With its first two matches coming against a top-10 BYU team fresh off a national championship game appearance, Penn State’s early 2022 season looked to be an unenviable gauntlet.
The No. 5 Nittany Lions passed their first test of the campaign with flying colors, earning consecutive sweeps of the No. 6-ranked Cougars at Rec Hall on Thursday and Saturday night.
Despite not dropping a set, Penn State got BYU’s best Saturday — the Cougars pushed the Nittany Lions to the edge in the third set and nearly extended the match to a fourth.
“I think tonight was probably a little bit less clean for us and a little bit more clean for BYU at times,” coach Mark Pavlik said. “After watching what we did Thursday, I think [BYU] felt they had to come out and serve a little bit tougher.”
Pavlik and company experienced a bit more of a challenge from BYU’s serves Saturday than they did in the teams’ first match on Thursday, when Penn State recorded nine aces to BYU’s one.
“Their numbers — their service errors — went up, but [so] did their aces.
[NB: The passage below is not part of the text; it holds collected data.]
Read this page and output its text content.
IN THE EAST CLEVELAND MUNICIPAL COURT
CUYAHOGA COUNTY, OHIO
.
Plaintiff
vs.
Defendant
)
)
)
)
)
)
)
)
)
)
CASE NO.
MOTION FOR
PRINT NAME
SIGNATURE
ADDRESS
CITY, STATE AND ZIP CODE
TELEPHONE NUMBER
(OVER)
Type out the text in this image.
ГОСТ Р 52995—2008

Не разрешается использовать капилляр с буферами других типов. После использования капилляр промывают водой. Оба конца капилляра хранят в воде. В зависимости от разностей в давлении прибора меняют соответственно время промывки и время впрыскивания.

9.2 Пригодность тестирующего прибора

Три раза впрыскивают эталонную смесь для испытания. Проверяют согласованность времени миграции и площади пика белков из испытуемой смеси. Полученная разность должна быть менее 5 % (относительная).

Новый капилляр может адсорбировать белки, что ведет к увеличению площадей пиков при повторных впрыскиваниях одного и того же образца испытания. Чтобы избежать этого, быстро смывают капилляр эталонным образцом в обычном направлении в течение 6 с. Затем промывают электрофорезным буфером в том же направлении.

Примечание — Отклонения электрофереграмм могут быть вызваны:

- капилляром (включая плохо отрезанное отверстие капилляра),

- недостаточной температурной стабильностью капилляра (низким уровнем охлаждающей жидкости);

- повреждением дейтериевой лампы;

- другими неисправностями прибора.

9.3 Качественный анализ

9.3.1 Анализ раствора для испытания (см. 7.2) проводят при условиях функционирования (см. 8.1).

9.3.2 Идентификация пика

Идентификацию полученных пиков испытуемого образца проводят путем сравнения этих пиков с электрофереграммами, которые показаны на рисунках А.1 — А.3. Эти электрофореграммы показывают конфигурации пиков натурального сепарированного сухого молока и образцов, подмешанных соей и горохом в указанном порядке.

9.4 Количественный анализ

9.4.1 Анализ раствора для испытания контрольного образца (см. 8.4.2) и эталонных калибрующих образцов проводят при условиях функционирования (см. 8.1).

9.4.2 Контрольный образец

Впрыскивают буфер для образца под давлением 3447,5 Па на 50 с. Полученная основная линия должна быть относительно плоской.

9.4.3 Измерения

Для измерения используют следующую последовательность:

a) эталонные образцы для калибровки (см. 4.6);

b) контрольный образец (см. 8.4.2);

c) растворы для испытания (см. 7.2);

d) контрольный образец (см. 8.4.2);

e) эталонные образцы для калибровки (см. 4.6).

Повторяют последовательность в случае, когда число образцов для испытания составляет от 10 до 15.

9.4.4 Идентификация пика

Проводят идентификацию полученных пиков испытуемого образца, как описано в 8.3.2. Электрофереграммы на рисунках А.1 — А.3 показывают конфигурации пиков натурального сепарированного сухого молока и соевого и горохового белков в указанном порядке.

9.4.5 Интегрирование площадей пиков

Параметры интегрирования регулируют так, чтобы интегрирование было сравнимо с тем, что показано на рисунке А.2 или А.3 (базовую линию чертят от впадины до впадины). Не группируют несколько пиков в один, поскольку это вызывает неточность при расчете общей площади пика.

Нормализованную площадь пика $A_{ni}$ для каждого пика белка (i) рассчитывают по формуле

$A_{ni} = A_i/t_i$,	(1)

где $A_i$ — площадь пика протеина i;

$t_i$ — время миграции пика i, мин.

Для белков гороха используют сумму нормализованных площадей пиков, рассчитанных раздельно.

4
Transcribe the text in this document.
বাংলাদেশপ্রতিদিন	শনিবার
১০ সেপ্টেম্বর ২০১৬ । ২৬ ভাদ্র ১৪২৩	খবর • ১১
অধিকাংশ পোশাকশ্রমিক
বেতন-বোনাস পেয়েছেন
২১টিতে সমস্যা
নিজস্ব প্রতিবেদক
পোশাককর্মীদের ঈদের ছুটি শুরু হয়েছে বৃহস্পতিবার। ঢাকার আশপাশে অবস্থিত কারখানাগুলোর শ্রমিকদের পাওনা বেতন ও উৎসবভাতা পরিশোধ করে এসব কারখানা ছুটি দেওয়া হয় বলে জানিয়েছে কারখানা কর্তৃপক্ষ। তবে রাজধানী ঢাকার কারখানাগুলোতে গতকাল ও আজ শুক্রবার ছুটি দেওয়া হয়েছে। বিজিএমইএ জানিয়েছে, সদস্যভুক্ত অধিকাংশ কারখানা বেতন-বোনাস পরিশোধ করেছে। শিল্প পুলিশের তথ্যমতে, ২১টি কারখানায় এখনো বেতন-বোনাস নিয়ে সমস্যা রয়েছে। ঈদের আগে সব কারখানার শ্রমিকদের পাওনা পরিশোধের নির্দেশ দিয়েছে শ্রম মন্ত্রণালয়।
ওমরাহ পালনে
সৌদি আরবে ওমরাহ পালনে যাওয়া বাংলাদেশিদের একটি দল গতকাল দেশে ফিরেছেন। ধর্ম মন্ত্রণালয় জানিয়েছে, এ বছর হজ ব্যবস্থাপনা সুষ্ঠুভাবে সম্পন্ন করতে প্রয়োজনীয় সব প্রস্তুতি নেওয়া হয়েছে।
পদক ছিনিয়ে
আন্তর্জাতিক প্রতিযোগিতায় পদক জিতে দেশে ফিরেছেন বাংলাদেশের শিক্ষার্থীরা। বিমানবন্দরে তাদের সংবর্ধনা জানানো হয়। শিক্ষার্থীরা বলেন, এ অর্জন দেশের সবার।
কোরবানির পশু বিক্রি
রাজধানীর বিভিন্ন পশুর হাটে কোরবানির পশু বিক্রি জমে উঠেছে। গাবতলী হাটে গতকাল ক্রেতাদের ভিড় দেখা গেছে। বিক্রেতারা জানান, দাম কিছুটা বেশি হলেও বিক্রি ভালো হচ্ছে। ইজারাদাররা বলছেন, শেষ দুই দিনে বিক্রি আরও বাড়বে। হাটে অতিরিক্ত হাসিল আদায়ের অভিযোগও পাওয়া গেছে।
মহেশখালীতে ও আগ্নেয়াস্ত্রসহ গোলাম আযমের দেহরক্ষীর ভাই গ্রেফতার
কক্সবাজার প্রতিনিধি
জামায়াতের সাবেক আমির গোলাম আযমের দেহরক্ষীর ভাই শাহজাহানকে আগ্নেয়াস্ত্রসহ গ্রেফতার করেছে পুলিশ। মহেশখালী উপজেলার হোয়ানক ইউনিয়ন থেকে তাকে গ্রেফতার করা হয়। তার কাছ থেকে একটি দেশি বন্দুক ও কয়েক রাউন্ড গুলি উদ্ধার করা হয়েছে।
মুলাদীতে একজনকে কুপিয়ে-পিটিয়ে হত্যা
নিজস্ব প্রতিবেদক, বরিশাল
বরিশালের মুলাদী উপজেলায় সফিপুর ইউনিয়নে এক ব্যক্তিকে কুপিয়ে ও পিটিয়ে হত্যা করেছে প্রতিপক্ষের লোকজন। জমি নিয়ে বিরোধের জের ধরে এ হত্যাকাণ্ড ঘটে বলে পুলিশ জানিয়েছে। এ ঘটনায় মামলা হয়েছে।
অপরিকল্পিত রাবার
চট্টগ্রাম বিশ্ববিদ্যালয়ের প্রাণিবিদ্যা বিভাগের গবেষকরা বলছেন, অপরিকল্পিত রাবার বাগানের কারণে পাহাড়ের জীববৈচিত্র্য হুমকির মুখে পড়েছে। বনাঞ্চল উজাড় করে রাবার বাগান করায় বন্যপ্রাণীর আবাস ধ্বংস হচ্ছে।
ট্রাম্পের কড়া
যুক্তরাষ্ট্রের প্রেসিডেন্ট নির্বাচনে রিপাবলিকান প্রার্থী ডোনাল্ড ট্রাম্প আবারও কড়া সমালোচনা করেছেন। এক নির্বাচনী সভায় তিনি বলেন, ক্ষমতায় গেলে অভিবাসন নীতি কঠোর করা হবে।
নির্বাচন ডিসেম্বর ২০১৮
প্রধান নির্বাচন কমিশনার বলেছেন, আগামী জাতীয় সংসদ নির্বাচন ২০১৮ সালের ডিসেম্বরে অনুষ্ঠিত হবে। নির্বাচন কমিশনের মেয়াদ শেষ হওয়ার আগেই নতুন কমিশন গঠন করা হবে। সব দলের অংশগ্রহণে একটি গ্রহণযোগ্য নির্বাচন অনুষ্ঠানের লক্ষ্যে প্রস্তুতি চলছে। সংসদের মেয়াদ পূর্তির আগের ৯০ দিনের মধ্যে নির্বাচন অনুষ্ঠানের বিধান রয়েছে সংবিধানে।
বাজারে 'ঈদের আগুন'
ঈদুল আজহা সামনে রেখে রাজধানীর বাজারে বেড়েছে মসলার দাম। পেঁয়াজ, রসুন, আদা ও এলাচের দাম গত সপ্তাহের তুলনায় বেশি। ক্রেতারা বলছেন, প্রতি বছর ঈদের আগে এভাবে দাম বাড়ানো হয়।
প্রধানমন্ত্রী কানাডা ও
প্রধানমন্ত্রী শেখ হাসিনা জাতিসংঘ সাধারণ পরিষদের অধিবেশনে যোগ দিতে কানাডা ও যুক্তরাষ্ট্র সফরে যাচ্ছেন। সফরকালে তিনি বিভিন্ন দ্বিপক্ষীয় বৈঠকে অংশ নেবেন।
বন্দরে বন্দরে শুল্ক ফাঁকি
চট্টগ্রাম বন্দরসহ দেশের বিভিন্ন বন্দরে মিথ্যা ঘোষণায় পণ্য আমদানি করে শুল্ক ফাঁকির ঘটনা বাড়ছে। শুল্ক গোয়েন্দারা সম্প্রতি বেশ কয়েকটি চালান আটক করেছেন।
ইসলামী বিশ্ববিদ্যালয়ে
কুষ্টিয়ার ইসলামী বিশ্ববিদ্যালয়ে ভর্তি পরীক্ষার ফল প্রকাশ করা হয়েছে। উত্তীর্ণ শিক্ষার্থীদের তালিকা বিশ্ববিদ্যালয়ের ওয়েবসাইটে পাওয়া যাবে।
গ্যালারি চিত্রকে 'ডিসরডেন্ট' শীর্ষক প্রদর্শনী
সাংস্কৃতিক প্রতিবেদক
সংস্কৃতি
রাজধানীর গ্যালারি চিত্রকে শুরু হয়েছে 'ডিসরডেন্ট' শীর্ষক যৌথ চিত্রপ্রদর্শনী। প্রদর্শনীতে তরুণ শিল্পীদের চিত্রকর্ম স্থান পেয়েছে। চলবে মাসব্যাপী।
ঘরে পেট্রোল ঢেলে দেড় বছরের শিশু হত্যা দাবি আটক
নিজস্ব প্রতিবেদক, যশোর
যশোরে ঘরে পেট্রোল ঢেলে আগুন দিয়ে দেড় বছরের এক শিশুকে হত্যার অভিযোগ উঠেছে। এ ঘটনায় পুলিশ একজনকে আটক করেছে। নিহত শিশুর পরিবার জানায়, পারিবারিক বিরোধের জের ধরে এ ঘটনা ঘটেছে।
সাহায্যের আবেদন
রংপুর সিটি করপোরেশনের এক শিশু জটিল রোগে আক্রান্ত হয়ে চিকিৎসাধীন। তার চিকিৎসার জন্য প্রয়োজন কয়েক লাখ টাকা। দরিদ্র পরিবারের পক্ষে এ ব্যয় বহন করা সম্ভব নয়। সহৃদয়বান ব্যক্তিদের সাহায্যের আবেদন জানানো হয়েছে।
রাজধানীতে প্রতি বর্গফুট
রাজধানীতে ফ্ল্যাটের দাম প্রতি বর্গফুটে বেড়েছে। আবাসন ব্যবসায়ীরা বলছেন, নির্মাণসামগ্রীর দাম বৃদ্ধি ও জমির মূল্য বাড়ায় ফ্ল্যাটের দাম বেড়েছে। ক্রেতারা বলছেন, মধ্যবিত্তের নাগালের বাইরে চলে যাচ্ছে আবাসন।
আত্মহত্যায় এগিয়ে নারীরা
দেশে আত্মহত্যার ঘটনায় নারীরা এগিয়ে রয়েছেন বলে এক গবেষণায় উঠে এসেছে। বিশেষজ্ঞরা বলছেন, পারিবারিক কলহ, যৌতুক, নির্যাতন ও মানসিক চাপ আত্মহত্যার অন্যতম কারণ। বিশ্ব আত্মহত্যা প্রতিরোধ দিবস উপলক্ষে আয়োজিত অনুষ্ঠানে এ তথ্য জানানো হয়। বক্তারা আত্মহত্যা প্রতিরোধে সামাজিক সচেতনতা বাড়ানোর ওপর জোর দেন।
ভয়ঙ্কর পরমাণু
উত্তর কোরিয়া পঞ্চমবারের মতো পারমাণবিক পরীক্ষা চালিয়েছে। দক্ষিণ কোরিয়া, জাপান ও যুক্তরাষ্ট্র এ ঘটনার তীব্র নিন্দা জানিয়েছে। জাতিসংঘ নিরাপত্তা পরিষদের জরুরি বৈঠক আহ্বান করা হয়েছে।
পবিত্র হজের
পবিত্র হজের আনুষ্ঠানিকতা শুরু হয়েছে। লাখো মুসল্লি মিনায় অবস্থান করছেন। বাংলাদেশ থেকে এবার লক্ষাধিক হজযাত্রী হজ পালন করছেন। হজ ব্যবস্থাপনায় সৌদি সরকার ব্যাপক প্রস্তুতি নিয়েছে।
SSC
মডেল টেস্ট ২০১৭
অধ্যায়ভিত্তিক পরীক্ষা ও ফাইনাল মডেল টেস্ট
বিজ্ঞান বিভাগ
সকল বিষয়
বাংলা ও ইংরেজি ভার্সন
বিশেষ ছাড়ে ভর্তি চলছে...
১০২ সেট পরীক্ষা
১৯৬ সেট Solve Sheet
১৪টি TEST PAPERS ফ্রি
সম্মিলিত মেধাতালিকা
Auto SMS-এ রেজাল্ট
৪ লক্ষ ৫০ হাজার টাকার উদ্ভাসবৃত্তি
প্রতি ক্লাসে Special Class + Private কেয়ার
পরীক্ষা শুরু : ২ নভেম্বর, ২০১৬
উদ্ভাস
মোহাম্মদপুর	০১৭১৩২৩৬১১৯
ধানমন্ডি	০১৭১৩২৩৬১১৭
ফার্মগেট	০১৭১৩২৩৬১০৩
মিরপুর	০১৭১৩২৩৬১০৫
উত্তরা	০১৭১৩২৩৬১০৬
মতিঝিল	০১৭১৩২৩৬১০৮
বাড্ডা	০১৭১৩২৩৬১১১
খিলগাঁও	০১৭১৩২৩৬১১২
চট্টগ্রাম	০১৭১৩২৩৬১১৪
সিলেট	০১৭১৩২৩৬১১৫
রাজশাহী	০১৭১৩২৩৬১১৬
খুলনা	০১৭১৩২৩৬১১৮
They had three more than they had on Thursday,” Pavlik said. “I thought we hit a stretch in [match] two where we started to lose some rhythm with our serving, but after that stretch, I think we calmed down well and really got back after them with our serve.”
While this season’s BYU squad isn’t the same as the 2021 edition after losing a few stars to graduation, the Cougars are still among the nation’s most talented teams — beginning with 2021 first-team All-American Davide Gardini, a senior outside hitter.
Gardini led BYU with nine kills Thursday and followed up that performance with eight on Saturday.
“There’s not a whole lot of other guys in the country [that] do what he does,” Pavlik said.
Pavlik spoke to the importance of facing a team with the physical capabilities of BYU at this point in Penn State’s young season.
“It gives the coaching staff the opportunity to see how our physicality can hold up through the course of the match,” Pavlik said. “Whenever you get a chance to see physicality early, I think it really lets you measure what you have to do with your physicality,”
Being challenged early on may prove to be beneficial for Penn State in the long run, and that possibility isn’t lost on the Nittany Lions.
“I think it is a really good indicator of where we start and where we go from there,” senior middle blocker Sam Marsh said.
“Our first [few] matches are all against tough opponents,” senior opposite hitter Cal Fisher said. “We really get to challenge ourselves and see where we are at the beginning of the season and what we can do to get better at the end.”
The blue and white is an experienced bunch — a trait that could come in handy down the road.
This blue and white squad has developed a sense of composure and chemistry that stems from the “brotherhood” the players have developed on and off the court over the years, Marsh said.
“There isn’t as much nervous energy as we had freshman and sophomore year. Now, it’s just excited energy and we’re ready to get out there,” Fisher said. “I think that’s a huge part of being around for this long.”